Defendant Wallin also alleges that PREPA's entitlement to a third-round refund was not established at the time the Contract was executed. As of September 2004, PREPA had not claimed its third-round refund from DOE. As set forth by Steven Goering, a DOE employee, in his deposition, DOE had not received any forms from PREPA before December 31, 2004, other than the form submitted by Wallin.

The Court holds that no genuine issue exists as to whether Defendants acted with intent to defraud, or made false representations which were used to consummate fraud.
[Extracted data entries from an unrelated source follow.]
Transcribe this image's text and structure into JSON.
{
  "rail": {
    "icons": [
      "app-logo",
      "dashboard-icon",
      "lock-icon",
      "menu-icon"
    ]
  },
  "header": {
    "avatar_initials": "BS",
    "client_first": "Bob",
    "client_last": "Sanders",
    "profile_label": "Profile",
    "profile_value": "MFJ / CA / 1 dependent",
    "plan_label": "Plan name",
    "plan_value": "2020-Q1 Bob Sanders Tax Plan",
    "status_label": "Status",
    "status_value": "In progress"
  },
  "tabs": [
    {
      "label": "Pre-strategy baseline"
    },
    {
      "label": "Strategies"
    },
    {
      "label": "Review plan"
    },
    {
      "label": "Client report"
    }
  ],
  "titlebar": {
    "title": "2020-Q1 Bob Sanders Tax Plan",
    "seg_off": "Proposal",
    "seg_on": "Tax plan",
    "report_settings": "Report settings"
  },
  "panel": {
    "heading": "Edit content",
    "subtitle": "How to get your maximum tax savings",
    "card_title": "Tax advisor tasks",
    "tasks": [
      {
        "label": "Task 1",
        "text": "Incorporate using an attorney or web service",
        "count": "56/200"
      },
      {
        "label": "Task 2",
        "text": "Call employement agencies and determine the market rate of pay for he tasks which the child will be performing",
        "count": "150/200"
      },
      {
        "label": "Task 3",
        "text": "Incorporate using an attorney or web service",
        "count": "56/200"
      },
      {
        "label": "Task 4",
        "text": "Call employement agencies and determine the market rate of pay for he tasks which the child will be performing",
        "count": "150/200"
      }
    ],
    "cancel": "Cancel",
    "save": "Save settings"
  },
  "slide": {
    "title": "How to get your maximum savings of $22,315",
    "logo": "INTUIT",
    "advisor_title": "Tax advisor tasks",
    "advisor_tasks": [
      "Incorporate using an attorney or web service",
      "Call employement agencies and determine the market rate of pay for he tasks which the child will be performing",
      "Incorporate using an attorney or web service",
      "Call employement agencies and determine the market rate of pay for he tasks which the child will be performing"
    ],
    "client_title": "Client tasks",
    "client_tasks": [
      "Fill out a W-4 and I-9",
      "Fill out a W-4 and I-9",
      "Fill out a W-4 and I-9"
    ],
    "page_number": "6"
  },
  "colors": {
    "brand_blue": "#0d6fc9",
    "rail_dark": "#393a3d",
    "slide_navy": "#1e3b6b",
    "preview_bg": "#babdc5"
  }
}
Plaintiff's only arguments are assertions *140 which are unsupported by fact and challenged by Defendants. Because claims of fraud must be substantiated with evidence that is strong, clear, unchallengeable, convincing and conclusive, the Court grants summary judgment as to Plaintiff's fraud claims and claim for illicit consideration.

C. UNCONSCIONABLE

Plaintiff's final allegation is that the Contract was unconscionable because it was one-sided and its terms were unreasonably favorable to Defendants. Specifically, Defendants were to receive twenty percent of the refund for performing absolutely no work at all. Procedural unconscionability encompasses "not only the employment of sharp practices and the use of fine print and convoluted language, but a lack of understanding and an inequality of bargaining power." 1 Farnsworth § 4.28, at 506-507 (footnotes omitted). As set forth above, Plaintiff signed the Contract after six weeks of review, and after requesting and receiving additional documents from Defendants. Plaintiff also signed the Contract knowing and agreeing that Defendants would be entitled to twenty percent of any refund received. As such, procedural unconscionability is not present here. Substantive unconscionability is not present either. As set forth in Uncontested Facts I. and J., Defendants did indeed perform work under the Contract and on behalf of PREPA by completing and submitting the refund claim to DOE. Plaintiff in turn received a refund from the DOE. Therefore, it does not appear that the Contract's terms were unreasonably favorable to Defendants.

In light of these uncontested facts, and the fact that the Court has granted summary judgment as to the fraud claim, no further analysis is necessary to determine that summary judgment is appropriate for Plaintiff's unconscionability claim. The Court grants summary judgment as to this claim as well.

IV. CONCLUSION

For the reasons stated herein, the Court will enter judgment dismissing with prejudice Plaintiff's claims of lack of or illicit consideration, fraud, and unconscionability. Accordingly, the only claim which remains before this Court is Defendants' counterclaim for payment under the Contract.

IT IS SO ORDERED.

NOTES

[1] Plaintiff's complaint is hardly a model in clarity. Though Count I is titled and focuses on seeking a declaratory judgment from the Court due to lack of consideration, Plaintiff also draws from its other counts, namely its fraud and fraud in the inducement counts, to support its arguments. Consequently, the Court here evaluates whether summary judgment is appropriate for each of Plaintiff's claims.